北上・西和賀

被害「想定超えて拡大」 ナラ枯れ対策セミナー・北上 官民一体の対処重要

ナラ枯れ被害対策セミナーで参加者からの質問に答える丸山氏(中央)ら

 2017年度ナラ枯れ被害対策セミナー(北上川中流流域森林・林業活性化センター主催)は22日、北上市文化交流センターさくらホールで開かれた。参加者は、講師3人の講演を通じ、他県や県内の被害の実態と対策、ナラ枯れ被害に強い森林づくりを学んだ。

 これまでは県南広域振興局管内対象だったが、県内での被害拡大を受け「ピンチをチャンスに!ナラ枯れに負けない広葉樹林業『再興』セミナー」と銘打ち全県を対象に同市で初開催。林業関係者や自治体、団体職員ら約150人が参加した。

 山形県森林研究研修センターの齊藤正一研究主幹が国内、東北地方の被害の実態や駆除、予防法について基調講演。岩手県森林整備課の丸山塁主任主査が本県の被害の現状について報告した。

 ナラ枯れはカシノナガキクイムシが運ぶ病原菌によりナラ類が枯死する流行病で、本県では10年に奥州市の国有林で初めて確認。11年に一関市の民有林で発見後は急拡大し、16年には平泉町や西和賀町、宮古市など9市町に広がった。

 被害木も11年の18本から、16年は4305本に激増。17年には新たに北上市和賀町や岩泉町でも確認され、丸山氏は「想定を超えて拡大している」と指摘。「枯死木による森林や景勝地、公園の景観悪化の恐れがある。枯死後の腐朽が早く、倒伏で電線や道路の寸断、用材での利用価値低下も懸念される」と警鐘を鳴らした。

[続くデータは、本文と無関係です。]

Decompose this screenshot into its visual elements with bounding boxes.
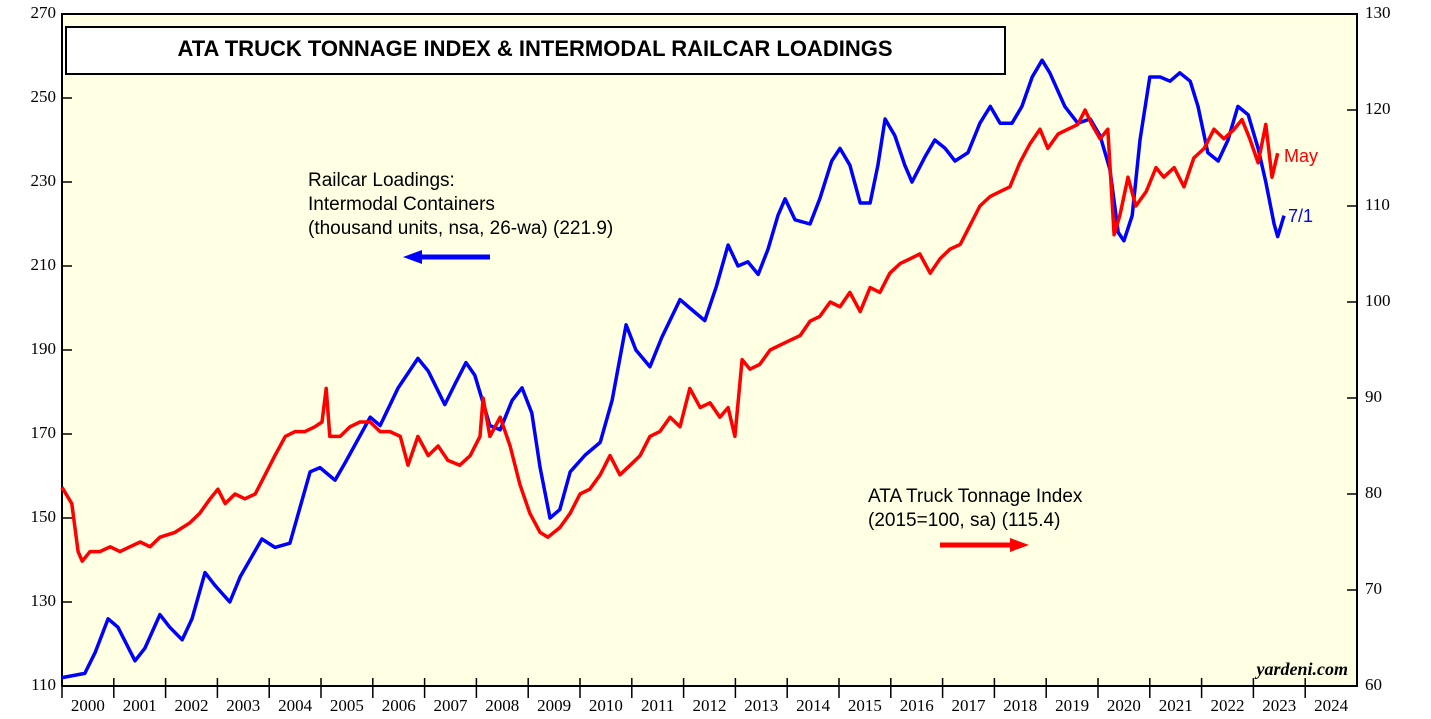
x-tick-label: 2014 <box>796 696 831 715</box>
x-tick-label: 2011 <box>641 696 674 715</box>
y-tick-label: 190 <box>31 339 57 358</box>
x-tick-label: 2003 <box>226 696 260 715</box>
x-tick-label: 2022 <box>1211 696 1245 715</box>
x-tick-label: 2000 <box>71 696 105 715</box>
blue-arrow <box>403 250 490 264</box>
y2-tick-label: 90 <box>1365 387 1382 406</box>
x-tick-label: 2019 <box>1055 696 1089 715</box>
y2-tick-label: 60 <box>1365 675 1382 694</box>
y-tick-label: 170 <box>31 423 57 442</box>
end-label: May <box>1284 146 1318 166</box>
series-line <box>61 58 1286 680</box>
x-tick-label: 2010 <box>589 696 623 715</box>
x-tick-label: 2024 <box>1314 696 1349 715</box>
x-tick-label: 2013 <box>744 696 778 715</box>
x-tick-label: 2002 <box>175 696 209 715</box>
y2-tick-label: 110 <box>1365 195 1390 214</box>
series-line <box>60 108 1280 563</box>
y2-tick-label: 120 <box>1365 99 1391 118</box>
x-tick-label: 2009 <box>537 696 571 715</box>
plot-area <box>61 13 1358 687</box>
y-tick-label: 110 <box>31 675 56 694</box>
x-tick-label: 2015 <box>848 696 882 715</box>
x-tick-label: 2018 <box>1003 696 1037 715</box>
x-tick-label: 2006 <box>382 696 416 715</box>
annotation: (2015=100, sa) (115.4) <box>868 510 1060 531</box>
x-tick-label: 2012 <box>693 696 727 715</box>
x-tick-label: 2017 <box>952 696 987 715</box>
y2-tick-label: 130 <box>1365 3 1391 22</box>
y-tick-label: 210 <box>31 255 57 274</box>
chart-title: ATA TRUCK TONNAGE INDEX & INTERMODAL RAI… <box>178 36 893 61</box>
x-tick-label: 2005 <box>330 696 364 715</box>
x-tick-label: 2007 <box>434 696 469 715</box>
y-tick-label: 130 <box>31 591 57 610</box>
x-tick-label: 2016 <box>900 696 934 715</box>
source: yardeni.com <box>1255 659 1349 679</box>
x-tick-label: 2023 <box>1262 696 1296 715</box>
x-tick-label: 2021 <box>1159 696 1193 715</box>
x-tick-label: 2008 <box>485 696 519 715</box>
y-tick-label: 230 <box>31 171 57 190</box>
title-box <box>65 26 1006 75</box>
end-label: 7/1 <box>1288 206 1313 226</box>
y-tick-label: 150 <box>31 507 57 526</box>
annotation: Intermodal Containers <box>308 194 495 215</box>
x-tick-label: 2020 <box>1107 696 1141 715</box>
annotation: ATA Truck Tonnage Index <box>868 486 1083 507</box>
y2-tick-label: 100 <box>1365 291 1391 310</box>
x-tick-label: 2004 <box>278 696 313 715</box>
annotation: (thousand units, nsa, 26-wa) (221.9) <box>308 218 613 239</box>
annotation: Railcar Loadings: <box>308 170 455 191</box>
x-tick-label: 2001 <box>123 696 157 715</box>
y-tick-label: 250 <box>31 87 57 106</box>
y2-tick-label: 80 <box>1365 483 1382 502</box>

 高齢のナラ林伐採促進など総合的対策が必要とし「大切な森林資源を守るため、官民一体となった取り組みが重要だ」と強調。県森林組合連合会の田口清治木材部長は広葉樹原木の流通、利用について語った。

 参加者からは県の補助金や防除対策、カシノナガキクイムシの生態などへ質問があり、各講師も丁寧に答えていた。